Nei vocabolari tedesco-italiano (Sansoni major, DIT), Schickse vale “ragazza di facili costumi”, “sgualdrina”. Ma dal mio contesto era facile capire che c’era sotto una contrapposizione ebreo/cristiano. Il Duden Universalwörterbuch segnala che viene dalla Gaunersprache, il linguaggio della mala, mutuato a sua volta dall’yiddish dove ha il significato di ragazza cristiana, dall’ebraico שיקסע = impuro; repulsione.

In Wikipedia ho trovato:

Schickse stammt vom hebräischen ‘schik(s)’, was ‘Christ’ bedeutet. Im Jiddischen hieß ‘Schickse’ dann ‘Christenmädchen’ und wurde oft als Schimpfwort verwendet.
Schicke deriva dall’ebraico ‘schik(s)’ che significa cristiano. In yiddish Schickse venne a significare poi ragazza cristiana ed era usato spesso con valore ingiurioso. [trad. mia]

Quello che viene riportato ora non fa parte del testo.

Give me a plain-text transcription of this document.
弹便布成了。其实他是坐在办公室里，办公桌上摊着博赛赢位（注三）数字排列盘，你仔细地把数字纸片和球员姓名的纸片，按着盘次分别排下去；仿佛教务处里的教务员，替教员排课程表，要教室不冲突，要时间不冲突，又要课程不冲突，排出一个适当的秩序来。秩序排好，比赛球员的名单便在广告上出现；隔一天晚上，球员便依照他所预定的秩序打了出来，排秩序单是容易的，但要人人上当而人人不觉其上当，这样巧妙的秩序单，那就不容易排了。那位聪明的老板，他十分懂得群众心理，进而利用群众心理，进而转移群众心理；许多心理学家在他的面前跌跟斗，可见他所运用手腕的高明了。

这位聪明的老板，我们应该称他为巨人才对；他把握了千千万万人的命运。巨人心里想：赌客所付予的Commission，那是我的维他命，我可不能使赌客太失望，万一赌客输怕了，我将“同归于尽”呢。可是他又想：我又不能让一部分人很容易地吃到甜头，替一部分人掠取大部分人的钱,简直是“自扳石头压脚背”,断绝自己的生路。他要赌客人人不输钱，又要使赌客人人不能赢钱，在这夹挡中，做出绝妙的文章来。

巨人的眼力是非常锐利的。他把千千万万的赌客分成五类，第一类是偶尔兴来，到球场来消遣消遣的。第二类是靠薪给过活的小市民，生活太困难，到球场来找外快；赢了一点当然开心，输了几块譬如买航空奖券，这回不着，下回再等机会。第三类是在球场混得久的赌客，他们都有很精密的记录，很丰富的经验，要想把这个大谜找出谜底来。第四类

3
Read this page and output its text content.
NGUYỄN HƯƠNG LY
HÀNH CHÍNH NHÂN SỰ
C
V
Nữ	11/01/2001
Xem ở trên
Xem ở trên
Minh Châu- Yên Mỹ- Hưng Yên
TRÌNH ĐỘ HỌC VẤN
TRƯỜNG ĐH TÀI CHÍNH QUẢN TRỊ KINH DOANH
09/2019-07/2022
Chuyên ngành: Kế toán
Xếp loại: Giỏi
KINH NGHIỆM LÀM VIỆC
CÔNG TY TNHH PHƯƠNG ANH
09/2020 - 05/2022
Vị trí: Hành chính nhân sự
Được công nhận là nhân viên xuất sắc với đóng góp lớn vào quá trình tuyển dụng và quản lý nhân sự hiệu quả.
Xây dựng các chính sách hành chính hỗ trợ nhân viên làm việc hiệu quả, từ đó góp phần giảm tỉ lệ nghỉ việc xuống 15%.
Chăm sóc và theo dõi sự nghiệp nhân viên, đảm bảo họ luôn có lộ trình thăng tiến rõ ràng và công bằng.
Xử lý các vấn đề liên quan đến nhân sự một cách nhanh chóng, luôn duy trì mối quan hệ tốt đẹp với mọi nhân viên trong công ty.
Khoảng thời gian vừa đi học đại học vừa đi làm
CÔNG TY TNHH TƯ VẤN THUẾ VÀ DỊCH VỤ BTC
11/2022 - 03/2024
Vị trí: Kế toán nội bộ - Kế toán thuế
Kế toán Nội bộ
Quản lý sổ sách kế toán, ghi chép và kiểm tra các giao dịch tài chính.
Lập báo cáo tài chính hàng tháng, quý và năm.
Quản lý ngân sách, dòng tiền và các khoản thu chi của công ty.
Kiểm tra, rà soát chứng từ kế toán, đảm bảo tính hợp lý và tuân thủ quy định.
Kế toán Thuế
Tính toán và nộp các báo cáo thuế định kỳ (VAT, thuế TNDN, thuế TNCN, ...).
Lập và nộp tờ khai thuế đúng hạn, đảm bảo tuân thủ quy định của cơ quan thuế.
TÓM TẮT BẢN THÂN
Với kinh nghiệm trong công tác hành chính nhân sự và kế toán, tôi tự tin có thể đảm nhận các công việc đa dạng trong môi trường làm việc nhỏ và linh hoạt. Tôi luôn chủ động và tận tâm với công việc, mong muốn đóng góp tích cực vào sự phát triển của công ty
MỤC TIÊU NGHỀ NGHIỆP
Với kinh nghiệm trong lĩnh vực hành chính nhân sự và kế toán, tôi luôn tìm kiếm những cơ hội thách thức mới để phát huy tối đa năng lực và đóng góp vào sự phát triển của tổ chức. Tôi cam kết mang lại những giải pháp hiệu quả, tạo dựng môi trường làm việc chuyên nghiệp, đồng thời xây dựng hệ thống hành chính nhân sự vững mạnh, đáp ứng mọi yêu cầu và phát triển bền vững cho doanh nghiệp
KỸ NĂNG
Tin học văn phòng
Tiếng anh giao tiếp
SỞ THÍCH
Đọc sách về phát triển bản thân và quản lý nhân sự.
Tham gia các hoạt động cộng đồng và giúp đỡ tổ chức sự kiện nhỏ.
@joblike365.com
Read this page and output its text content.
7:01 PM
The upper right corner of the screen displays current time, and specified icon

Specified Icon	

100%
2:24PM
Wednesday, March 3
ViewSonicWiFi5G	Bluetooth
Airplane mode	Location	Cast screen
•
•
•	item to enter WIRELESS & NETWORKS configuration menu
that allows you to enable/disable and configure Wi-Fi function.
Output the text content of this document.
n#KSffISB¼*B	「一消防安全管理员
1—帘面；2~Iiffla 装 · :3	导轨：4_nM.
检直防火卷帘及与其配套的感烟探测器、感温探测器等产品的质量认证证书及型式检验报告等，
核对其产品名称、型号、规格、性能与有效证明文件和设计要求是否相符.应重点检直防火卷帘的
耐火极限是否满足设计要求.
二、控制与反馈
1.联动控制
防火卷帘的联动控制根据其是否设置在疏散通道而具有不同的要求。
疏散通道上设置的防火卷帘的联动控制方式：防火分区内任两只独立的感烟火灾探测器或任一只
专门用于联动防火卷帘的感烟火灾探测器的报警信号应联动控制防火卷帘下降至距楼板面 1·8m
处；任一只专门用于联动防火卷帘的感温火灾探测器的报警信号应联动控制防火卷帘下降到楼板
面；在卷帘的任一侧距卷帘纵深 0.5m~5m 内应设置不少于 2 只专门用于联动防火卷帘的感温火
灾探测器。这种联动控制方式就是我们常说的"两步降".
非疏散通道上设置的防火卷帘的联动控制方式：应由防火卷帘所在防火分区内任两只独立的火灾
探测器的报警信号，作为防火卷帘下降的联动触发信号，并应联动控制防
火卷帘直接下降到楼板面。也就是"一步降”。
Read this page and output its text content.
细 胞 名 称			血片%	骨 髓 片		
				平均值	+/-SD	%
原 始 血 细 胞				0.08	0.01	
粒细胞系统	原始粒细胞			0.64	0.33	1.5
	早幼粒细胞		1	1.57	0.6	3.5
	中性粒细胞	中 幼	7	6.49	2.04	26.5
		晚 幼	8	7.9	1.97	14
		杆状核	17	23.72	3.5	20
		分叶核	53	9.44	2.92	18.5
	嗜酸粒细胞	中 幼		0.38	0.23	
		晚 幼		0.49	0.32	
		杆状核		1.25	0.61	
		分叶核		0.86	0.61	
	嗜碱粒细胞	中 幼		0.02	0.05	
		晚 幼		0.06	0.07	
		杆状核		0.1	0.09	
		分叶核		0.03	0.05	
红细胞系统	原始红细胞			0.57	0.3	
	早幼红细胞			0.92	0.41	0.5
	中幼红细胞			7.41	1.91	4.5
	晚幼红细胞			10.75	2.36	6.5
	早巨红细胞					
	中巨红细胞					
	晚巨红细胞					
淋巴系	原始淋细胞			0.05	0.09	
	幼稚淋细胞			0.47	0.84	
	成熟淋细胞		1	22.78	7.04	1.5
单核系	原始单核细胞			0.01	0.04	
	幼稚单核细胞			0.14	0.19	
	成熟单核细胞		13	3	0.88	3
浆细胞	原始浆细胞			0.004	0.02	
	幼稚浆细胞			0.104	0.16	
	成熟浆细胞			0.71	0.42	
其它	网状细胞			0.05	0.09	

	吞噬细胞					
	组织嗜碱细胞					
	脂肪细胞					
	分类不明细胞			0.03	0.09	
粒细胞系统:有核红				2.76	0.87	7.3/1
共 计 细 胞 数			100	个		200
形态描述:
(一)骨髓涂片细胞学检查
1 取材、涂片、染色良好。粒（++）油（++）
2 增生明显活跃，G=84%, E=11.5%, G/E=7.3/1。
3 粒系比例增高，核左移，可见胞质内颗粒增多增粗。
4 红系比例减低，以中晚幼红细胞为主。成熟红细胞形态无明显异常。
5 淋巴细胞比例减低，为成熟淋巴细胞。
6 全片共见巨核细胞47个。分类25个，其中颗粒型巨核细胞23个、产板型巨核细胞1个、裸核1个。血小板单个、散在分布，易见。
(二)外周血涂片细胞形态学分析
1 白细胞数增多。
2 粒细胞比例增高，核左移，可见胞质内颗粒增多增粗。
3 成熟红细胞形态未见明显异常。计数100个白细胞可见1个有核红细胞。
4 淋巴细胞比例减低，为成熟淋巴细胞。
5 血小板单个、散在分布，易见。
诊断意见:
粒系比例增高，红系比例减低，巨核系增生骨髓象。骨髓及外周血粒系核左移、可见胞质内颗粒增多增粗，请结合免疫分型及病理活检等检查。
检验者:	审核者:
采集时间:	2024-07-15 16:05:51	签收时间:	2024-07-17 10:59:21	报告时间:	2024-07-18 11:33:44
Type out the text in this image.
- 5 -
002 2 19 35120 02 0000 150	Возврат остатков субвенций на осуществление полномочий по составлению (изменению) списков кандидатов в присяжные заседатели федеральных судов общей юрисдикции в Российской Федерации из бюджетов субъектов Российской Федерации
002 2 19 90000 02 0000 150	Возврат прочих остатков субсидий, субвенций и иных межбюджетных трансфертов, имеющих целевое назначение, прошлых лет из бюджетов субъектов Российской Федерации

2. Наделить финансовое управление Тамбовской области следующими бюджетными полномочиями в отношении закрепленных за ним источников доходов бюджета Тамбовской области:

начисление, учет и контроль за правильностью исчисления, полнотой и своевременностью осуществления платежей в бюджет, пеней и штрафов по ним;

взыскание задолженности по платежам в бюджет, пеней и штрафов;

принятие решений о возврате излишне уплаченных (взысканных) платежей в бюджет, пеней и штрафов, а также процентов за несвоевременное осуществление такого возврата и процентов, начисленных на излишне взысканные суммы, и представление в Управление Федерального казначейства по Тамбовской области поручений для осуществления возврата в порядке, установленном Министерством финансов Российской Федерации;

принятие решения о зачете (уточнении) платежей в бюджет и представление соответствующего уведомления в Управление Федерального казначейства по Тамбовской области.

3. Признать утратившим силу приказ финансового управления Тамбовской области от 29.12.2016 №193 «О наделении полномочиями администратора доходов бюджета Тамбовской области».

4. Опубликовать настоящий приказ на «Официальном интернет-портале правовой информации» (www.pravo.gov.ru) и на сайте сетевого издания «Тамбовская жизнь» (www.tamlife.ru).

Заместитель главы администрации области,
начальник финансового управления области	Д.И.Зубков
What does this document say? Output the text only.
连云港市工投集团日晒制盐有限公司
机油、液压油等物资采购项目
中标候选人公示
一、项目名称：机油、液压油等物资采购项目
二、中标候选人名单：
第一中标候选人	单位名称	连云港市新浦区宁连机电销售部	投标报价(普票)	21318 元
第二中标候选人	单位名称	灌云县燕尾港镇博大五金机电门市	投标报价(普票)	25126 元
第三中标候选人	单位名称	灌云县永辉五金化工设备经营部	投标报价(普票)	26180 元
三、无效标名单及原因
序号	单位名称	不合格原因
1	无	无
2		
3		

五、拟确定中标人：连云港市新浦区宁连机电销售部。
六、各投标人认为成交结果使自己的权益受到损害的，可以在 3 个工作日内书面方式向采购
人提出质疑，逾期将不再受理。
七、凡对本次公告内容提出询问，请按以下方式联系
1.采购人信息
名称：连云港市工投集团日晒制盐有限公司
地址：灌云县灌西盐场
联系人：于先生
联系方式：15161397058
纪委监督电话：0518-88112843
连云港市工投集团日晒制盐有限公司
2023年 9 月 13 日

La pagina di Wikipedia offre tutta una serie di parole tedesche mutuate dall’yiddish e dall’ebraico. Interessante l’origine dell’augurio Hals- und Beinbruch, alla lettera: rottura di collo e di osso/gamba (!), che io pensavo nello stesso spirito del nostro In bocca al lupo. E invece no:

Hals- und Beinbruch ist ein missverstandener Segenswunsch: hazlacha u berocha (= Glück und Segen), wobei hazlache zu Hals wurde und mit Bein (= Knochen) ergänzt wurde, während berocho (= Segen) zu Bruch wurde.
Hals- und Beinbruch è un augurio interpretato male: hazlacha u berocha (=fortuna e benedizione), dove hazlache è diventato Hals (=collo) ed è stato completato da Bein (=ossa), mentre berocho (=benedizione) è diventato Bruch = rottura. [trad. mia]

Io comunque per fare gli auguri ho sempre preferito toi toi toi, anche questo un augurio tedesco, che poi a ben vedere simboleggia tre sputi, quindi tanto fine non è … ma ogni tanto è meglio dimenticare le etimologie.